主要爬取的数据是文章标题和访问量,先总体可视化总体文章的技术关键词;然后按访问量分组,可视化每个访问段的技术热点。
获得服务器API
首先我们要知道通过什么接口可以获得网站数据:首先进入博客总榜,按F12进入控制台,选中Network
选项卡监视网络请求,然后刷新网页。从下图可以看到在API"https://blog.csdn.net/phoenix/web/blog/all-rank?page=1&pageSize=20"
中我们可以拿到我们想要的用户信息——主要是用户名
现在到用户博客首页,同样地,按F12进入控制台,选中Network
选项卡监视网络请求,然后点击按访问量排序,则可以发现另一个关键APIhttps://blog.csdn.net/community/home-api/v1/get-business-list?page=1&size=20&businessType=blog&orderby=ViewCount&noMore=false&username={}
,如下图所示。
我们与服务器的交互就依靠这两个API进行。
程序总体设计
思考一下,我们总共有如下的公共变量:
# 请求头
headers = {
'User-Agent':
'Mozilla/5.0 (Windows NT 6.1; WOW64) AppleWebKit/537.36 (KHTML, like Gecko) Chrome/63.0.3239.132 Safari/537.36'
}
# 排行榜url
rankUrl = "https://blog.csdn.net/phoenix/web/blog/all-rank?page={}&pageSize=20"
# 按访问量排行的文章列表
mostViewArtical = "https://blog.csdn.net/community/home-api/v1/get-business-list?page=1&size=20&businessType=blog&orderby=ViewCount&noMore=false&username={}"
userNames =[] # 用户名列表
titleList = [] # 文章标题列表
viewCntList = [] # 访问量列表
为便于管理,引入一个类进行爬虫,专门负责与服务器进行数据交互
class GetInfo:
def __init__(self) -> None:
# 请求头
self.headers = {
'User-Agent':
'Mozilla/5.0 (Windows NT 6.1; WOW64) AppleWebKit/537.36 (KHTML, like Gecko) Chrome/63.0.3239.132 Safari/537.36'
}
# 排行榜url
self.rankUrl = "https://blog.csdn.net/phoenix/web/blog/all-rank?page={}&pageSize=20"
# 按访问量排行的文章列表
self.mostViewArtical = "https://blog.csdn.net/community/home-api/v1/get-business-list?page=1&size=20&businessType=blog&orderby=ViewCount&noMore=false&username={}"
self.userNames = []
self.titleList, self.viewCntList = [], []
交互完成后,再使用别的库进行数据分析,将两个过程分离开
用户名爬取
定义一个私有的初始化函数
def __initRankUsrName(self):
usrNameList = []
for i in range(5):
response = requests.get(url=self.rankUrl.format(i),
headers=self.headers)
response.encoding = 'utf-8'
response.raise_for_status()
soup = BeautifulSoup(response.text, 'html.parser')
information = json.loads(str(soup))
for item in information['data']['allRankListItem']:
usrNameList.append(item['userName'])
return usrNameList
这里获取用户名主要是为了动态生成第二个API
再定义一个私有函数,输入参数是用户名列表:
def __initArticalInfo(self, usrList):
titleList = []
viewCntList = []
for name in usrList:
url = self.mostViewArtical.format(name)
# print(url)
response = requests.get(url=url, headers=self.headers)
response.encoding = 'utf-8'
response.raise_for_status()
titleList.extend(re.findall(r"\"title\":\"(.*?)\"", response.text))
viewCntList.extend(re.findall(r"\"viewCount\":(.*?),", response.text))
return titleList, viewCntList
这里我使用正则表达式直接处理字符串,并返回文章标题列表、访问量列表。
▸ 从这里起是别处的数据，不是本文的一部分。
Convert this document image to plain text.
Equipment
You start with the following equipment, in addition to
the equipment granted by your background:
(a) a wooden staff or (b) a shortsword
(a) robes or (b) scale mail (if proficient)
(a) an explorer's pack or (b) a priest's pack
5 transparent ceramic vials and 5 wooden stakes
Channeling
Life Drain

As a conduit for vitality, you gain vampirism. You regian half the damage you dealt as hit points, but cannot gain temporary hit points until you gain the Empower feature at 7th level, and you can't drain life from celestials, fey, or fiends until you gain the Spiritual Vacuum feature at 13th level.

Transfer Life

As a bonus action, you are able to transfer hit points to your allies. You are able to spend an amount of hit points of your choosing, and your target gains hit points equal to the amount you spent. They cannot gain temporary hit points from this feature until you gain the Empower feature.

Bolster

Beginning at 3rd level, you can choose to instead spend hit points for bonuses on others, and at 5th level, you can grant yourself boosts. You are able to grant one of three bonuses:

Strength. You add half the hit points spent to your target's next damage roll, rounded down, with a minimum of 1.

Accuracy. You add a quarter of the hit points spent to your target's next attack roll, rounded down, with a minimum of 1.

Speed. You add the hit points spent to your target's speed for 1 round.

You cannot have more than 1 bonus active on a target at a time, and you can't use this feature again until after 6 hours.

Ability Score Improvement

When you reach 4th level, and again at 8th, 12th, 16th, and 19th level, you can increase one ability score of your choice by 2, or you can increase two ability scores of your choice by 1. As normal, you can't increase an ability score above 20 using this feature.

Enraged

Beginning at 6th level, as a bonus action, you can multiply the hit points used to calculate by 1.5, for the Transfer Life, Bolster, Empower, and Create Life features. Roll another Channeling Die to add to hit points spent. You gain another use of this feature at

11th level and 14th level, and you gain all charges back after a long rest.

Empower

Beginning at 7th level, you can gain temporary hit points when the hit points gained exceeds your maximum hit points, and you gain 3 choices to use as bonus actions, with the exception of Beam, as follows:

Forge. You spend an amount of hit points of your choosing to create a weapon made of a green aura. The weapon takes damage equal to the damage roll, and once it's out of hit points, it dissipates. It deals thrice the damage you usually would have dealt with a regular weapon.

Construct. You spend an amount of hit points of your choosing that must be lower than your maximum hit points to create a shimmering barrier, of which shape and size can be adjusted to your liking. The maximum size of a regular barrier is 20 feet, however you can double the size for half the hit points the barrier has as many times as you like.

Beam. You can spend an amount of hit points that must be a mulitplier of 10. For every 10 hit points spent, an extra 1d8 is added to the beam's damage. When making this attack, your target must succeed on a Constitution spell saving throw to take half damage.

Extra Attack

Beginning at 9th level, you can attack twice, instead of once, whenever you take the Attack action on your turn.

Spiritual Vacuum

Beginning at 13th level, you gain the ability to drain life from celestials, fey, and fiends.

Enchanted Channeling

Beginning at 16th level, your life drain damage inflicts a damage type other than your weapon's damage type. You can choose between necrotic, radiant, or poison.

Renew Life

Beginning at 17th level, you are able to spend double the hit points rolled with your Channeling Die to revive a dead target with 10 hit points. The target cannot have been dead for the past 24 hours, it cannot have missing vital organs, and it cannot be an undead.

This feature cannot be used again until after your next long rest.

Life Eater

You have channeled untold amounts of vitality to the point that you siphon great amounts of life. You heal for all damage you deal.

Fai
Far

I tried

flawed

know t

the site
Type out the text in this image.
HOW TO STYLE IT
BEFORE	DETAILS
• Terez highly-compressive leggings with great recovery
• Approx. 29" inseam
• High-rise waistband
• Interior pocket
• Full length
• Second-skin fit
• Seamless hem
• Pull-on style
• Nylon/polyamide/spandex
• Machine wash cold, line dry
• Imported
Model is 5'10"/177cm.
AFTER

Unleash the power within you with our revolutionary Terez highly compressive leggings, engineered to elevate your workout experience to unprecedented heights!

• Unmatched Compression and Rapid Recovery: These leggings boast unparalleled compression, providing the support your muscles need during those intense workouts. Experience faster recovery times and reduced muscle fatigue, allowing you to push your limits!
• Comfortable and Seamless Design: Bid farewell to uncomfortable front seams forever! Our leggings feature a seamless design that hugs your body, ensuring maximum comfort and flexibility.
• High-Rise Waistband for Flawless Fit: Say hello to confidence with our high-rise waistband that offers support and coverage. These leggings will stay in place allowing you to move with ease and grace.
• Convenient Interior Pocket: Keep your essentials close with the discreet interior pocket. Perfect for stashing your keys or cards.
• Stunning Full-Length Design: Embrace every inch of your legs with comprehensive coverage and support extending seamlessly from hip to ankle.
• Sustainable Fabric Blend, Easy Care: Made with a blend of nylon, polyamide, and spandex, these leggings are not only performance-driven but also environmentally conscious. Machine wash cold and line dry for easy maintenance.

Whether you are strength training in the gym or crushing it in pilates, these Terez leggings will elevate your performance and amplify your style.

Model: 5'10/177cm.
可以随便访问一个API做实验,这里以我的用户名为例,可以看到要获取文章标题就是以\"title\":\"(.*?)\"
去匹配,其中\
用于转义;要获取访问量就是以\"viewCount\":(.*?),
去匹配,访问数字没有加引号。
事实上,用正则匹配不需要将返回的字符串加载为Json字典,可能有更快的处理效率(但不如json灵活)
这个爬虫类就设计好了,完整代码如下:
class GetInfo:
def __init__(self) -> None:
# 请求头
self.headers = {
'User-Agent':
'Mozilla/5.0 (Windows NT 6.1; WOW64) AppleWebKit/537.36 (KHTML, like Gecko) Chrome/63.0.3239.132 Safari/537.36'
}
# 排行榜url
self.rankUrl = "https://blog.csdn.net/phoenix/web/blog/all-rank?page={}&pageSize=20"
# 按访问量排行的文章列表
self.mostViewArtical = "https://blog.csdn.net/community/home-api/v1/get-business-list?page=1&size=20&businessType=blog&orderby=ViewCount&noMore=false&username={}"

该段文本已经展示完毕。